If you can't run patchwork init --upgrade (e.g. you maintain the system policy by hand or via configuration management), the rule to add under commands.deny: is:

yaml
- regex: "(^|[^A-Za-z0-9_-])patchwork[ \\t]+(approve|clear-taint|trust-repo-config)\\b"
  action: deny
  reason: "Administrative CLI — must be run by the human user in their own terminal"

What's new for v0.6.11 (TL;DR)

  • New CLIs: patchwork approve, patchwork clear-taint, patchwork trust-repo-config.
  • New per-session taint state at ~/.patchwork/taint/<sha256>.json.
  • New approval request files at ~/.patchwork/approvals/<id>.pending.json
    • <id>.approved.json.
  • New PolicySchema field: trusted_paths: string[].
  • New user-level trust store at ~/.patchwork/trusted-repos.yml (replaces the project-local .patchwork/policy.yml trust overlay that a hostile repo could commit — see R2-003).
  • New relay-config field: socket_group: string (fixes the silent EACCES regression from v0.6.10).
  • New system-policy regex deny for admin CLIs (R3-001 / R4-001 / R6-001 hardening across six adversarial audit rounds).
  • New semantic admin_cli_invocation sink in dangerous-shell-combos (R5-001 / R6-001) — quote- and modifier-aware.
  • Broadened env-source detector covers env, printenv, bare set, export -p, declare -p/-x/-px/-xp, typeset -p/-x/-px, readonly -p, compgen -e, and any redirect or argv reference to /proc/<X>/environ (R2-004 / R3-003 / R4-002).
  • Tests: 943 → 1509. Build clean across all packages.

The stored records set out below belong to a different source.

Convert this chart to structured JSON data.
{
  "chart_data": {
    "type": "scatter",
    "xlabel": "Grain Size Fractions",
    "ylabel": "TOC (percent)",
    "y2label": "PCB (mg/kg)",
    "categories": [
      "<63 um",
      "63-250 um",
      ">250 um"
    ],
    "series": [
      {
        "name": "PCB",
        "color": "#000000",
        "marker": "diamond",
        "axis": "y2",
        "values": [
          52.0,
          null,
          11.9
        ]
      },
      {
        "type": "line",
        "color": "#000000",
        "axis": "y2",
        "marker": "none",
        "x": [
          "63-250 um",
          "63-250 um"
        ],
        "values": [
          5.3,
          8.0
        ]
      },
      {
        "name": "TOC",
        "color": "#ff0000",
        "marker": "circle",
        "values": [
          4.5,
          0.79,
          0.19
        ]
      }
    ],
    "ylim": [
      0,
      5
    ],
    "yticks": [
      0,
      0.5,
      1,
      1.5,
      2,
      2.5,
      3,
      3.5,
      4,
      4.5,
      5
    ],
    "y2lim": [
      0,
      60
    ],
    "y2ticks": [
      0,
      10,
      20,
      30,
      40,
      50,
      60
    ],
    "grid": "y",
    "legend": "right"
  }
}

Where to look when something denies

  1. Read the denial reason in the agent's tool-use error. It names the rule (policy_deny, bash_unknown_indicator_taint, sink_deny, sink_approval_required, default_allow) and surfaces the patchwork approve command.
  2. ~/.patchwork/events.jsonl records the denial with full context.
  3. patchwork status shows the current session's taint summary.
  4. patchwork doctor validates the whole stack (hooks, relay, policy, seals).

See docs/v0.6.11/threat-model.md for the full picture of what v0.6.11 defends against and what it doesn't — including the "Same-UID approval boundary" section that explains why some bypass shapes are accepted residuals in v0.6.11 and structurally closed by the v0.6.12 root-owned approval daemon.

What's coming in v0.6.12

The v0.6.11 audit loop spent six rounds hardening the agent-self-approval boundary at the layer where it lives today (CLI + system-policy regex). Each round closed concrete bypasses, but they're all variations of one root cause: approval is a command that the agent's own UID can type. v0.6.12 fixes this structurally:

  • A small patchwork-approver daemon will run as root, owning the approval state in a root-only directory. The agent's UID cannot read or write that state.
  • The patchwork approve CLI as the agent knows it will go away. Approval will surface through a channel the agent doesn't share (desktop notification / Touch ID / phone push / web UI on localhost — configurable).
  • The PreToolUse hook will ask the daemon over a Unix socket "is request <x> approved?" Yes/no. The agent cannot forge the daemon's response.

That removes the same-UID boundary from the approval flow entirely, making the R6-002 alternate-name and variable-named-exec residuals moot (there's no command to call, regardless of what the agent names its binary). The same daemon will sign per-session taint snapshots with a root-held HMAC key, closing the snapshot authenticity residual (R1-001 / R1-008) at the same time.

v0.6.12 will also ship the first-class URL allowlist + body-shape detection that closes allowed-domain exfiltration.

Released under the BUSL-1.1 License.